Nega di aver urlato “Ti stupro” e di essere di Casapound: incastrato da un filmato ed un’immagine

di Redazione Bufale |

Ti stupro

Sta facendo discutere moltissimo in queste ore quanto avvenuto a Casal Bruciato, a Roma, nella giornata di ieri, quando membri di Casapound hanno protestato duramente al momento della consegna di una casa ad una famiglia rom, al punto che uno dei suoi esponenti ha urlato “Ti stupro” alla madre del nucleo famigliare in questione. Un nuovo fatto di cronaca da condannare, dunque, ma di certo nemmeno lontanamente paragonabile a quanto riscontrato a Viterbo poco più di una settimana fa, con il caso di una vera e propria violenza di natura sessuale esercitata da altri esponenti di questa fazione politica (ne parlammo in quest’articolo).

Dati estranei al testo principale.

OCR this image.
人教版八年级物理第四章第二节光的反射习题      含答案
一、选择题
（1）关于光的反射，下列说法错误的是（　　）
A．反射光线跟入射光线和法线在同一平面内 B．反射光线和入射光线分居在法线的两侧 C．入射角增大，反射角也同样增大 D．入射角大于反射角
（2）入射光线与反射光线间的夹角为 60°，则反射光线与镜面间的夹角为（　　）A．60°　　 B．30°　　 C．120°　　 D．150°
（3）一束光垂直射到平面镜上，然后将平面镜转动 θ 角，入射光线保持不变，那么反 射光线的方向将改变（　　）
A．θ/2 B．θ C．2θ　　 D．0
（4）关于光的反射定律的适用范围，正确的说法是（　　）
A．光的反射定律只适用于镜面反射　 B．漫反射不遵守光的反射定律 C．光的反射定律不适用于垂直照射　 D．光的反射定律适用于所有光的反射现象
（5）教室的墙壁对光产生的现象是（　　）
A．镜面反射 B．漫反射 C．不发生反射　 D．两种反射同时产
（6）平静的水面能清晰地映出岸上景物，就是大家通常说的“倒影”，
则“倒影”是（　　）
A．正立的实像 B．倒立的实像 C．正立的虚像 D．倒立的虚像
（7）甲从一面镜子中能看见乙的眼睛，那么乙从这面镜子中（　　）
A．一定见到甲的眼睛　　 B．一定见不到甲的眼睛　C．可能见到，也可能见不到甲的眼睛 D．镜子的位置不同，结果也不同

Premesso questo, da dove nasce la nostra attività di debunking per un mero fatto di cronaca? Alcune testate, tra cui Voxnews, affermano che il ragazzo non abbia mai pronunciato le parole “Ti stupro”. Anche il diretto interessato ha pubblicato un video social, ammettendo di aver esagerato con alcune espressioni dirette alla signora, ma di non essere mai arrivato a tanto. Forti critiche anche a FanPage, che ha diffuso immagini e notizie. A questo aggiungiamo che il ragazzo ha rafforzato la tesi di Voxnews, sottolineando di non essere di Casapound.

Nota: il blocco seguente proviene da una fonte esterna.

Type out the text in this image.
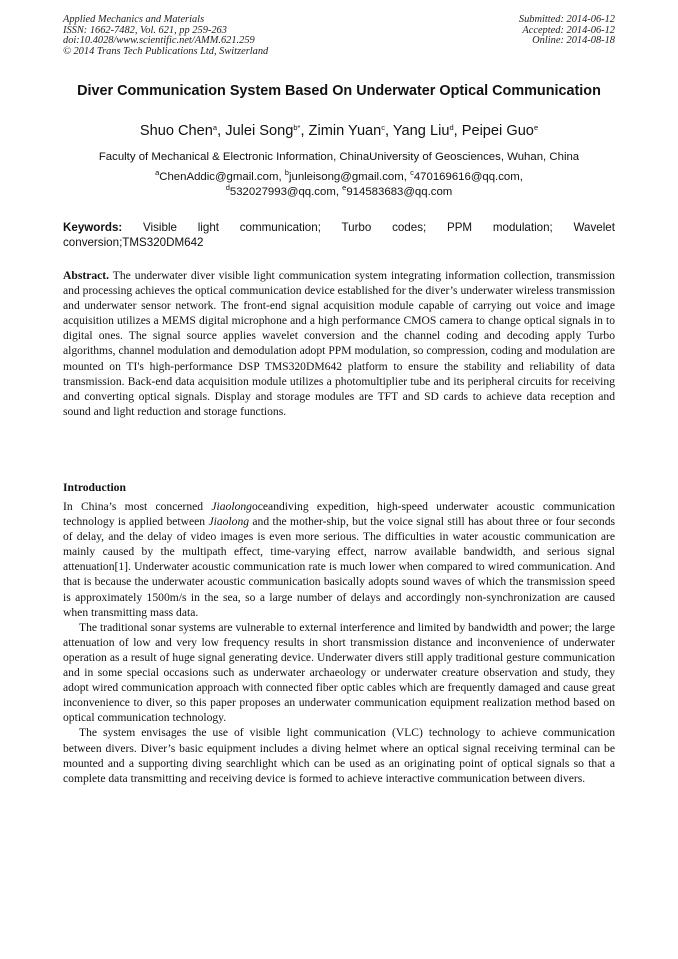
Applied Mechanics and Materials
ISSN: 1662-7482, Vol. 621, pp 259-263
doi:10.4028/www.scientific.net/AMM.621.259
© 2014 Trans Tech Publications Ltd, Switzerland
Submitted: 2014-06-12
Accepted: 2014-06-12
Online: 2014-08-18
Diver Communication System Based On Underwater Optical Communication
Shuo Chen$^a$, Julei Song$^{b*}$, Zimin Yuan$^c$, Yang Liu$^d$, Peipei Guo$^e$
Faculty of Mechanical & Electronic Information, ChinaUniversity of Geosciences, Wuhan, China
$^a$ChenAddic@gmail.com, $^b$junleisong@gmail.com, $^c$470169616@qq.com,
$^d$532027993@qq.com, $^e$914583683@qq.com
Keywords: Visible light communication; Turbo codes; PPM modulation; Wavelet conversion;TMS320DM642
Abstract. The underwater diver visible light communication system integrating information collection, transmission and processing achieves the optical communication device established for the diver’s underwater wireless transmission and underwater sensor network. The front-end signal acquisition module capable of carrying out voice and image acquisition utilizes a MEMS digital microphone and a high performance CMOS camera to change optical signals in to digital ones. The signal source applies wavelet conversion and the channel coding and decoding apply Turbo algorithms, channel modulation and demodulation adopt PPM modulation, so compression, coding and modulation are mounted on TI's high-performance DSP TMS320DM642 platform to ensure the stability and reliability of data transmission. Back-end data acquisition module utilizes a photomultiplier tube and its peripheral circuits for receiving and converting optical signals. Display and storage modules are TFT and SD cards to achieve data reception and sound and light reduction and storage functions.
Introduction

In China’s most concerned Jiaolongoceandiving expedition, high-speed underwater acoustic communication technology is applied between Jiaolong and the mother-ship, but the voice signal still has about three or four seconds of delay, and the delay of video images is even more serious. The difficulties in water acoustic communication are mainly caused by the multipath effect, time-varying effect, narrow available bandwidth, and serious signal attenuation[1]. Underwater acoustic communication rate is much lower when compared to wired communication. And that is because the underwater acoustic communication basically adopts sound waves of which the transmission speed is approximately 1500m/s in the sea, so a large number of delays and accordingly non-synchronization are caused when transmitting mass data.

The traditional sonar systems are vulnerable to external interference and limited by bandwidth and power; the large attenuation of low and very low frequency results in short transmission distance and inconvenience of underwater operation as a result of huge signal generating device. Underwater divers still apply traditional gesture communication and in some special occasions such as underwater archaeology or underwater creature observation and study, they adopt wired communication approach with connected fiber optic cables which are frequently damaged and cause great inconvenience to diver, so this paper proposes an underwater communication equipment realization method based on optical communication technology.

The system envisages the use of visible light communication (VLC) technology to achieve communication between divers. Diver’s basic equipment includes a diving helmet where an optical signal receiving terminal can be mounted and a supporting diving searchlight which can be used as an originating point of optical signals so that a complete data transmitting and receiving device is formed to achieve interactive communication between divers.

Andiamo con ordine, perché Repubblica ha pubblicato un primo video su YouTube in cui si vede lo stesso ragazzo essere tra i più esagitati. E già con questo contributo si può ascoltare chiaramente anche l’espressione “Ti stupro”, ovviamente in dialetto. Ad un certo punto appare in primo piano, urlante, inducendoci a creare anche l’associazione tra la sua voce e colui che strilla diversi insulti. Tra cui quello incriminato.

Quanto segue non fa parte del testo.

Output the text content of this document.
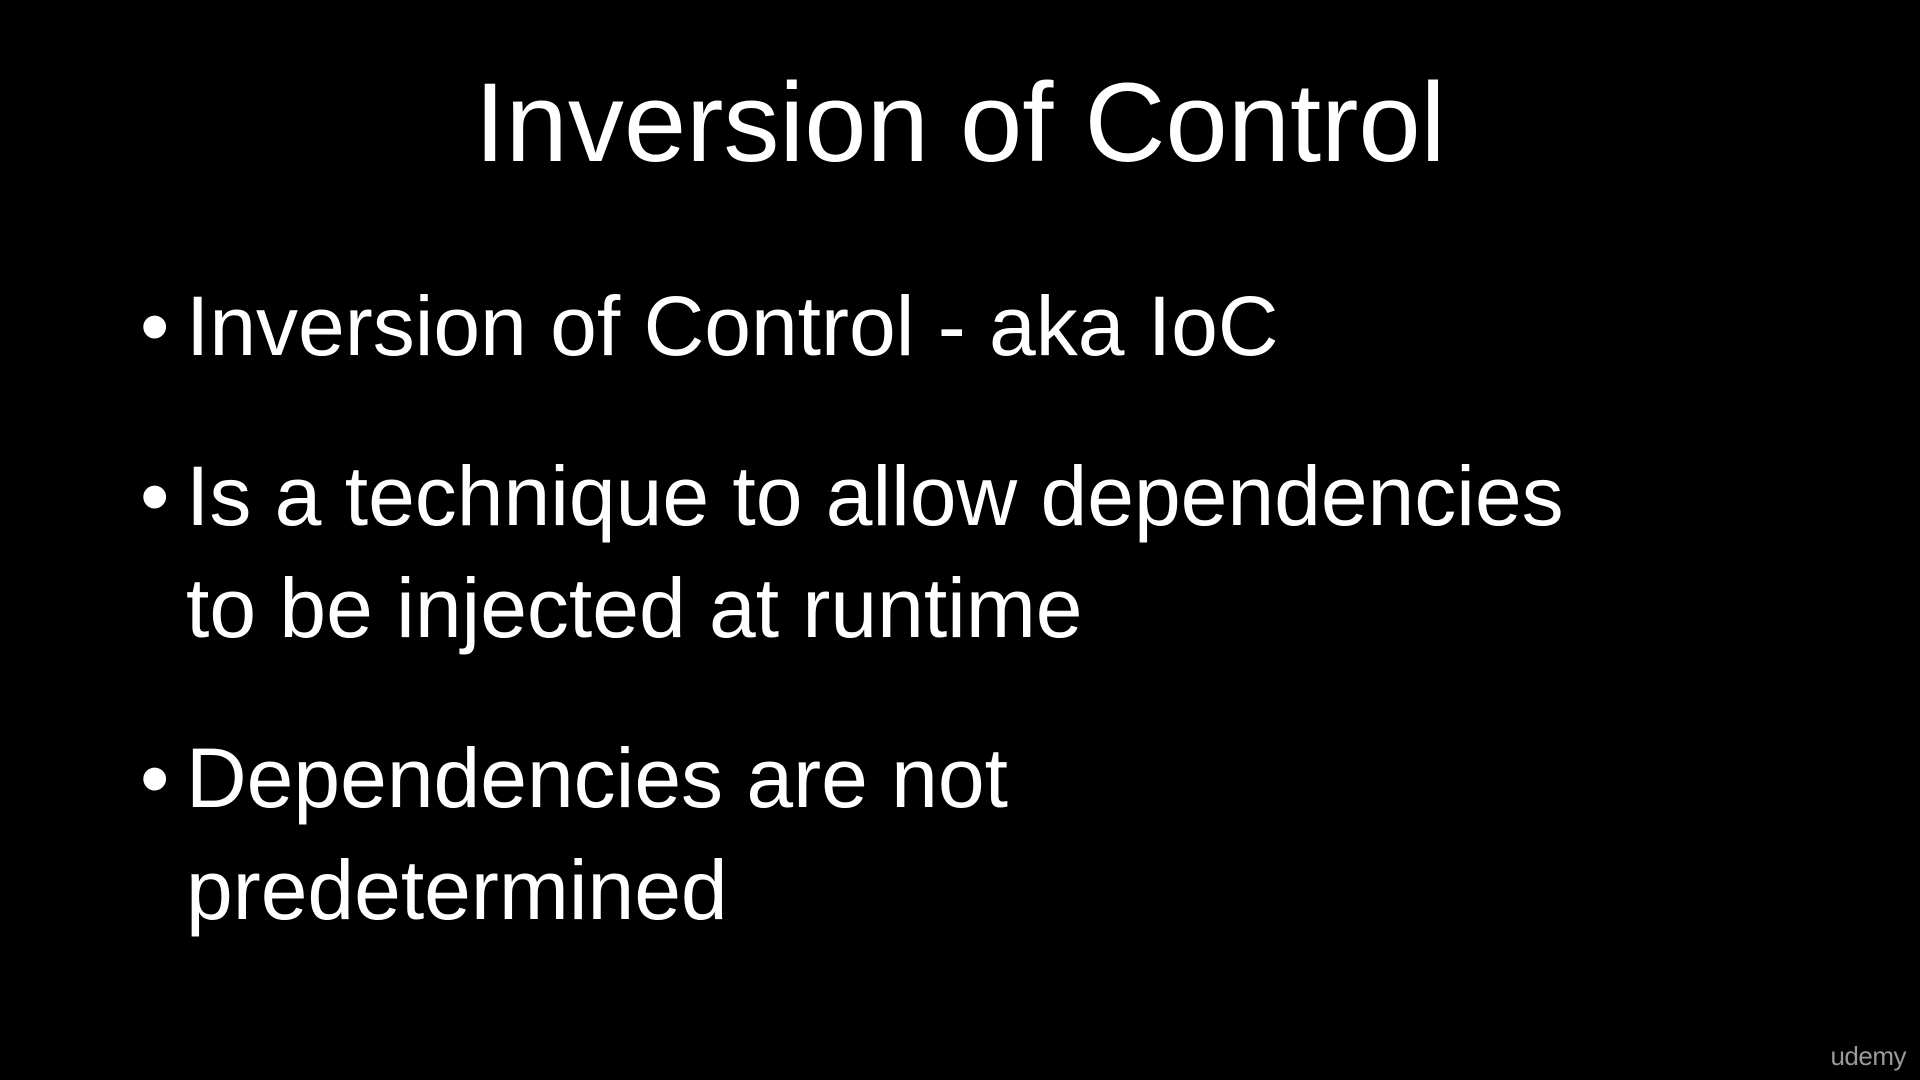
Inversion of Control
• Inversion of Control - aka IoC
• Is a technique to allow dependencies
to be injected at runtime
• Dependencies are not
predetermined
udemy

L’altro video, quello che ha fatto più discutere, lo ha invece pubblicato Fanpage. E qui ci sono davvero pochi dubbi sul fatto che venga detto “ti stupro”, nonostante alcune testate abbiano liquidato la vicenda imputandogli il virgolettato “fai schifo”. Trovate il video di seguito. Ancora, sulla presunta mancata appartenenza del ragazzo a Casapound, la smentita arriva sia da Il Fatto Quotidiano, che ha pescato una vecchia foto del diretto interessato in supermercato, in cui indossa la pettorina del partito, sia da Next Quotidiano, che ce lo mostra mentre indossa una giacca in cui emerge anche il simbolo di Casapound.